Black Monday is still etched on the collective consciousness of the investment industry, a reminder of the caprices of markets and how quickly they can turn. This volatility remains a key deterrent for investors, and a reason why many are woefully under-exposed to the stock market.
- The losses seen on Black Monday remain the largest single intra-day falls of the last thirty years
- It has helped teach investors a few salutary lessons: the importance of diversification, regular savings and the need to stay invested
- It should be a reminder to be a little cautious when things are going well
The losses seen on 19 October 1987 remain the biggest daily falls in the level of the S&P 500 and FTSE 100 over the last 30 years. The S&P 500 index plunged 20.5% and the FTSE 100 dropped 10.8% in a single day. The losses seen in the wake of the Lehmans bankruptcy come close, with declines of around 9% in October 2008.

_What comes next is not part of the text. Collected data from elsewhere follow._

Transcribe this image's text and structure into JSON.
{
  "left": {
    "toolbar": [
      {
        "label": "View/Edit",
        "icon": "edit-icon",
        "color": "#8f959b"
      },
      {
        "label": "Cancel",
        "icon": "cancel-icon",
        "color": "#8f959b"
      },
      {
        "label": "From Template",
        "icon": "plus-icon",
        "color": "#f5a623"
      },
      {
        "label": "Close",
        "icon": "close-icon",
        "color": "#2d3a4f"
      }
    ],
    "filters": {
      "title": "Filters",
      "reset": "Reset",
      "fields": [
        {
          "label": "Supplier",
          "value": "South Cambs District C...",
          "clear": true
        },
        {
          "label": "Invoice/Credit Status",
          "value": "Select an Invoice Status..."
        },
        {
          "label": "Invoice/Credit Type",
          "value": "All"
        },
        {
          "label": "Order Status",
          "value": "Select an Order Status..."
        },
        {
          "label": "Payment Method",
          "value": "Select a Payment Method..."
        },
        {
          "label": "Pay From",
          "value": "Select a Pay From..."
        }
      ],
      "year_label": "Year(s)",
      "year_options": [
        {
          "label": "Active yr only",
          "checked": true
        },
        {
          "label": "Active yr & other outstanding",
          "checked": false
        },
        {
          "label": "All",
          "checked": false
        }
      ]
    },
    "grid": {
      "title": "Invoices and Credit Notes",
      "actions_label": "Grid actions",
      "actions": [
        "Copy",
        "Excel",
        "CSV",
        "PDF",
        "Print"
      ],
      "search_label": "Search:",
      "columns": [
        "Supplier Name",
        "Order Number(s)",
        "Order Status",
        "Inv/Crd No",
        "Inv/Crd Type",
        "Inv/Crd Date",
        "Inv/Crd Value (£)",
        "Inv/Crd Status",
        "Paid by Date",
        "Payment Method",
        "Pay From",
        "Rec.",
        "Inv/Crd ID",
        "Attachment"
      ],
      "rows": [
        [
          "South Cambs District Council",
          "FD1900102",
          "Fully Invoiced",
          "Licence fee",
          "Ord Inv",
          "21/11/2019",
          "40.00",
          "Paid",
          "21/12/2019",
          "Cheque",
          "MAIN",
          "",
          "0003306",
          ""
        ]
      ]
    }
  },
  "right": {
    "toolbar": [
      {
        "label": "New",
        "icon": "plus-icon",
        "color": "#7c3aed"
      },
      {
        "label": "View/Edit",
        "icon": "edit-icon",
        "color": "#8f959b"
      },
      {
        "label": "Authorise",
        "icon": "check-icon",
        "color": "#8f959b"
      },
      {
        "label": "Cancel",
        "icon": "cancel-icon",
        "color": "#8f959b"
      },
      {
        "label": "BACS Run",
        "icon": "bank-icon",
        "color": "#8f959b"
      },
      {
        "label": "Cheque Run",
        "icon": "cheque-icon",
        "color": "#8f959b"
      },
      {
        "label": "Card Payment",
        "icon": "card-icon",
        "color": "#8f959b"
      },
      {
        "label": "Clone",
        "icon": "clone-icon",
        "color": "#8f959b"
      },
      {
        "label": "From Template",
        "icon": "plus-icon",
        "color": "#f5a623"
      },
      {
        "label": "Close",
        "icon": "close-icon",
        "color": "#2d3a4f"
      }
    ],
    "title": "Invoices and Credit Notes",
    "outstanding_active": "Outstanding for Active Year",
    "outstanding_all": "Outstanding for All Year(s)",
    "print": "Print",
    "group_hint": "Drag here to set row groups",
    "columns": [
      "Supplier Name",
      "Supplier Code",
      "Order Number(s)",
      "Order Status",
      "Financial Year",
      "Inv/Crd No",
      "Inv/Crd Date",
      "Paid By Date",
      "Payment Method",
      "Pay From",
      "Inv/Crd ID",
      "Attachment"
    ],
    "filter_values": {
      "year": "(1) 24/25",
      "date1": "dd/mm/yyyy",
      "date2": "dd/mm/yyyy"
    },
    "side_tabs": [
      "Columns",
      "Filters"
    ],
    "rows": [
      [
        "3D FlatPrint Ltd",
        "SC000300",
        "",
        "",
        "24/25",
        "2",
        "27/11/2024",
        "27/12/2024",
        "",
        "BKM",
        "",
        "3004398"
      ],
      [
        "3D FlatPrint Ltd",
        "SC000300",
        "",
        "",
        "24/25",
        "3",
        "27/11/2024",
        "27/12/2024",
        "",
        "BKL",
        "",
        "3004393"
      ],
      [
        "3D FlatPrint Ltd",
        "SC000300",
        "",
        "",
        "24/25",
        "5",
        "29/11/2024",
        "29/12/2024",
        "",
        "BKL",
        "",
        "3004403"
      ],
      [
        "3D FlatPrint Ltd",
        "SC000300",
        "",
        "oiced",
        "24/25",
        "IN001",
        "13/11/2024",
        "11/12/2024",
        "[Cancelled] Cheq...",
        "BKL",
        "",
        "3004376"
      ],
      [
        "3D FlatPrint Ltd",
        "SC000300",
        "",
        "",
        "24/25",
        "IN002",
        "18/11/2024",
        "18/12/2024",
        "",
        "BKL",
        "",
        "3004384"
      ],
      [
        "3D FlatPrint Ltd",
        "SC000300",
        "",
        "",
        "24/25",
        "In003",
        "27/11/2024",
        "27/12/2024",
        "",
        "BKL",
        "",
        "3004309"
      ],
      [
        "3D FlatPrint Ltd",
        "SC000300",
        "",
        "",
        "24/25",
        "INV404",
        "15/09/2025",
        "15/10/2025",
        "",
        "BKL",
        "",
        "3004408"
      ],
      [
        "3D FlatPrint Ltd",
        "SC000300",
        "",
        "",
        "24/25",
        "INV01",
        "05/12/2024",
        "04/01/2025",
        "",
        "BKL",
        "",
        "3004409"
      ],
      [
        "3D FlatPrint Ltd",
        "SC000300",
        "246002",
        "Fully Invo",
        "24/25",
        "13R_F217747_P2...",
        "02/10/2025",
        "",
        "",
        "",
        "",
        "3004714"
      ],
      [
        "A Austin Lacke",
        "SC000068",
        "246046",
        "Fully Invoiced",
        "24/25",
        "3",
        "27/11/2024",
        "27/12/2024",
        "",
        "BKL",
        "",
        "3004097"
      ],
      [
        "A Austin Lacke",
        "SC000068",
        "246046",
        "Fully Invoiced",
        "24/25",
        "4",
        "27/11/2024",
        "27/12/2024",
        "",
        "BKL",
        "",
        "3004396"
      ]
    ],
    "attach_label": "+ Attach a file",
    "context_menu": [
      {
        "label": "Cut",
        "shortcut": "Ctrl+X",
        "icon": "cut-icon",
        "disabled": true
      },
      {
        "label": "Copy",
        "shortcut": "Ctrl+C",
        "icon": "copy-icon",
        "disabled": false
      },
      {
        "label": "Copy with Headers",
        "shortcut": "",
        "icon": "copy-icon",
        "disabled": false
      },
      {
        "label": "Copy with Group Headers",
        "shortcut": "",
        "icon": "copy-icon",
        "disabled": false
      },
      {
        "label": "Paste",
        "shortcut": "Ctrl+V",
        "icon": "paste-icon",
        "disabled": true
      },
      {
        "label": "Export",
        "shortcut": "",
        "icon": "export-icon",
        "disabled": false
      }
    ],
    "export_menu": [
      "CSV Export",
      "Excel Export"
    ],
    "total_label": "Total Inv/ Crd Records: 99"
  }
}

Nevertheless, Black Monday should remind us of some investment truisms. The first is that when it works, diversification is really effective. Data from Seven Investment Management, shows that while the FTSE 100 and S&P 500 were down 33% and 28% respectively in October and November 1987, gold was up 8%. Justin Urquhart Stewart, co-founder and head of corporate development said: “A well designed portfolio, like a well-made yacht, can help ride out the storms and sail through troubles to the calmer seas beyond.
It should remind investors to be a little bit cautious when things are going very well. Black Monday came after a lengthy period of sustained stock market gains, with stock markets growing at a pace of up to 30% per year in the preceding five years. Valuations were at record highs.
It also shows that it pays to wait out a crash. Figures from Hargreaves Lansdown show that in 1987 a £10,000 investment was reduced to £6,610 in a matter of weeks, but by 1997 that investment would be worth £32,690, and today it would be worth £104,340.
Finally, of course, it is the best argument for regular savings. It demonstrates the destructive forces of fear and greed and how they combine to create volatility. Investors have a few weapons to deal with this and regular savings is one.
The anniversary has prompted talk of whether the circumstances are ripe for another ‘Black Monday’ and there are some similarities: valuations are high and the bull run has been in place for some time. However, there is a notable lack of complacency. This has been a distinctly unpopular bull market and for that reason alone, the next Black Monday may be some way off.